The Flash offers up a fantastic hour of television that is as moving as it is entertaining…
Given that it was directed by self-confessed comic book fan Kevin Smith and written by X-Men: First Class’ Zack Stentz, this was unsurprisingly a grand superhero story. A familiar one to fans of the genre perhaps, but a great variation on it all the same.
Ever since gaining his speed powers by accident, Barry has become increasingly weighed down by the responsibility. Here though he makes the choice to get his powers back and comes to terms with his regrets in the process. It is brilliant that The Flash has such a level of commitment to its characters that Barry is still reeling from the events of the last season’s finale – when he chose not to save his mother – when other shows might simply neatly tuck it away. The climax of the plot – the reciting of The
Good Runaway Dinosaur children’s book – was also surprisingly moving, due to some effective writing and a (as always) stellar performance from Grant Gustin.

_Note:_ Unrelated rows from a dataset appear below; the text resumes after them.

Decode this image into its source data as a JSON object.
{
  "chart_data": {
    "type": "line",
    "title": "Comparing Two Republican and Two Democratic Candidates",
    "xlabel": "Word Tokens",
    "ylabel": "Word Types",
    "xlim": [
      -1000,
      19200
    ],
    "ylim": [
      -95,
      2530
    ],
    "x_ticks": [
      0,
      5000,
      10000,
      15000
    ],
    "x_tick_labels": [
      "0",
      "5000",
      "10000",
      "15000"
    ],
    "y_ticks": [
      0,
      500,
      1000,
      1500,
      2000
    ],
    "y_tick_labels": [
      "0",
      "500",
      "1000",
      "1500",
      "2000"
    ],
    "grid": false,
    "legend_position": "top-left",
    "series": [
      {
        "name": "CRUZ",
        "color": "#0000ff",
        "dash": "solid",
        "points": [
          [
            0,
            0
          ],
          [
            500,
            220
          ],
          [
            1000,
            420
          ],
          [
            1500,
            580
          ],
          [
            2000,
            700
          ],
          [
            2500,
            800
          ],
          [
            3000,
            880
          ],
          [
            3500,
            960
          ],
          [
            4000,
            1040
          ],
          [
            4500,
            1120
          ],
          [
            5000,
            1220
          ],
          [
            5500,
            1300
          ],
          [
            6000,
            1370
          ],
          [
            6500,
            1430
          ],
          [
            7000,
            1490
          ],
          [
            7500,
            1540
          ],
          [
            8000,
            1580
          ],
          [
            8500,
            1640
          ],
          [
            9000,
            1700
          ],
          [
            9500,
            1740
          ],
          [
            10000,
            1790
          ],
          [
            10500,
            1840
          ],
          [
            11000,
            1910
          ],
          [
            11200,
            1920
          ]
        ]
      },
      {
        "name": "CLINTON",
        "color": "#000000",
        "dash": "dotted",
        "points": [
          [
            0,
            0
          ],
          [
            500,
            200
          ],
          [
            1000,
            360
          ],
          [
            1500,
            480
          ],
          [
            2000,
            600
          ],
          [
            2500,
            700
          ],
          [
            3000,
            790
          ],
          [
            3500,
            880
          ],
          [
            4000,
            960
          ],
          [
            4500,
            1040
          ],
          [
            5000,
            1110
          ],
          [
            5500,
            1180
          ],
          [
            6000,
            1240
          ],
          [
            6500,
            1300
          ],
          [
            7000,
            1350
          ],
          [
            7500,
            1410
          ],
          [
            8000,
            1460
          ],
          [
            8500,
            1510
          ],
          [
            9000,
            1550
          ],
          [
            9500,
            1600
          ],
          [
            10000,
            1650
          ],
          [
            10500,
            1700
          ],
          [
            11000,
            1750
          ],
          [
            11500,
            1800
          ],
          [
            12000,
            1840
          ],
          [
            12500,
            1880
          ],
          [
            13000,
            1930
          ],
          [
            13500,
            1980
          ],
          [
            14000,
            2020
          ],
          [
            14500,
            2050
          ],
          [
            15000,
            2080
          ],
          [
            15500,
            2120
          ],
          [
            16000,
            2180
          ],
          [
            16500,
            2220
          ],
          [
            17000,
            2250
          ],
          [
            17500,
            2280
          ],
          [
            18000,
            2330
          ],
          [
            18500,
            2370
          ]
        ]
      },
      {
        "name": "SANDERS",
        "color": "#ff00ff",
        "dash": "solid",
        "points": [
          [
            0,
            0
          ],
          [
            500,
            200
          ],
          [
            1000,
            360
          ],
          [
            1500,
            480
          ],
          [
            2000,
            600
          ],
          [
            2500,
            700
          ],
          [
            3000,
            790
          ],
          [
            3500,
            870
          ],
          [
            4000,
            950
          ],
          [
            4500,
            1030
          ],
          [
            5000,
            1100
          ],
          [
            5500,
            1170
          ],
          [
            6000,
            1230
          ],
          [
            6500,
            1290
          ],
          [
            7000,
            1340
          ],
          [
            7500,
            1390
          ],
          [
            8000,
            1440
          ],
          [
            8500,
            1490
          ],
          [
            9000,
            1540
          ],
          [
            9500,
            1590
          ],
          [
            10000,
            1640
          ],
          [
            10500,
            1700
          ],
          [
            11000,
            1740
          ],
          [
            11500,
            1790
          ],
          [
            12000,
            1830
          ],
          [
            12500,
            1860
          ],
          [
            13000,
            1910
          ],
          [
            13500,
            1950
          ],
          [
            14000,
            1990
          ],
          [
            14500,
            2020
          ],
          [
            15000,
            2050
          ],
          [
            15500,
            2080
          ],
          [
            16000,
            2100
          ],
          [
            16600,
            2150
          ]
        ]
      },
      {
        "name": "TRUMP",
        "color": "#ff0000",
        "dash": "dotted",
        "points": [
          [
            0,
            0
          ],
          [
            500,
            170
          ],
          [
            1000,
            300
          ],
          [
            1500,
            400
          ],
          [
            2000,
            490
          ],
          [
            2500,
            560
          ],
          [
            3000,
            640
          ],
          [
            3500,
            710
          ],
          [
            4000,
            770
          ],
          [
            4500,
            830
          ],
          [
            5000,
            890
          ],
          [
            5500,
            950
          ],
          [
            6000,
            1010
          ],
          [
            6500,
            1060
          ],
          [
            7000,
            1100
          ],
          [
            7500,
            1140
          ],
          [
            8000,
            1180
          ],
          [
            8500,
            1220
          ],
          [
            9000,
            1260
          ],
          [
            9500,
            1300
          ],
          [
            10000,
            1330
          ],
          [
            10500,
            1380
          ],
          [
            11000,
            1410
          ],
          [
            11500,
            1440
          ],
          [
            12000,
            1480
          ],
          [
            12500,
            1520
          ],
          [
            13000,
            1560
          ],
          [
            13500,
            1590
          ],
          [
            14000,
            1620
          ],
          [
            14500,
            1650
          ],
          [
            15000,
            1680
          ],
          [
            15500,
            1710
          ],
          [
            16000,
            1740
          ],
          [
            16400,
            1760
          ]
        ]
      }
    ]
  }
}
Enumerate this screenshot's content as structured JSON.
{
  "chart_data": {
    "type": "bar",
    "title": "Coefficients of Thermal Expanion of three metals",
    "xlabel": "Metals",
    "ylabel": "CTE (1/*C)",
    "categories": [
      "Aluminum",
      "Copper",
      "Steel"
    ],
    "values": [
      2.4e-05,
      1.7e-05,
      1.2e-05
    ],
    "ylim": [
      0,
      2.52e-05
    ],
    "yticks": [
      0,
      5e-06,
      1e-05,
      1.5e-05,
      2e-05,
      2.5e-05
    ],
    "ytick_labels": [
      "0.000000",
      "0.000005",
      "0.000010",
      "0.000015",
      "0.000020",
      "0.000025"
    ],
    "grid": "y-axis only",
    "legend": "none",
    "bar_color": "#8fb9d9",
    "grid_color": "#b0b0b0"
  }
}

Meanwhile, back in STAR Labs, the accelerator explosion has had the unforeseen side effect of bringing Girder back to life. This plotline really brought into focus just how much Iris has grown as a character since Girder was last on the show. In season one, Iris’ big problem was how we were repeatedly told how amazing she was by Barry and Joe without ever being shown that ourselves. Here, however, she is brave, clever and funny and basically the Barry replacement figure.
Confining Zoom to the final scene was definitely a good move, as it gave the other parts the room to breathe and the character is always best when seen in small bursts. Now, though, he has gathered an army of metas ready to take Central City. If the next episode is as good as this one, we can’t wait to see what happens.
- Yay, Barry’s dad is staying! That’s good because a) John Wesley Shipp is always a warm presence on the show and b) because the whole reasoning for him staying away never really made any sense.
- Kevin Smith fans will note a cameo by his frequent collaborator Jason Mewes as the guy who has his (mother’s) car stolen by Girder.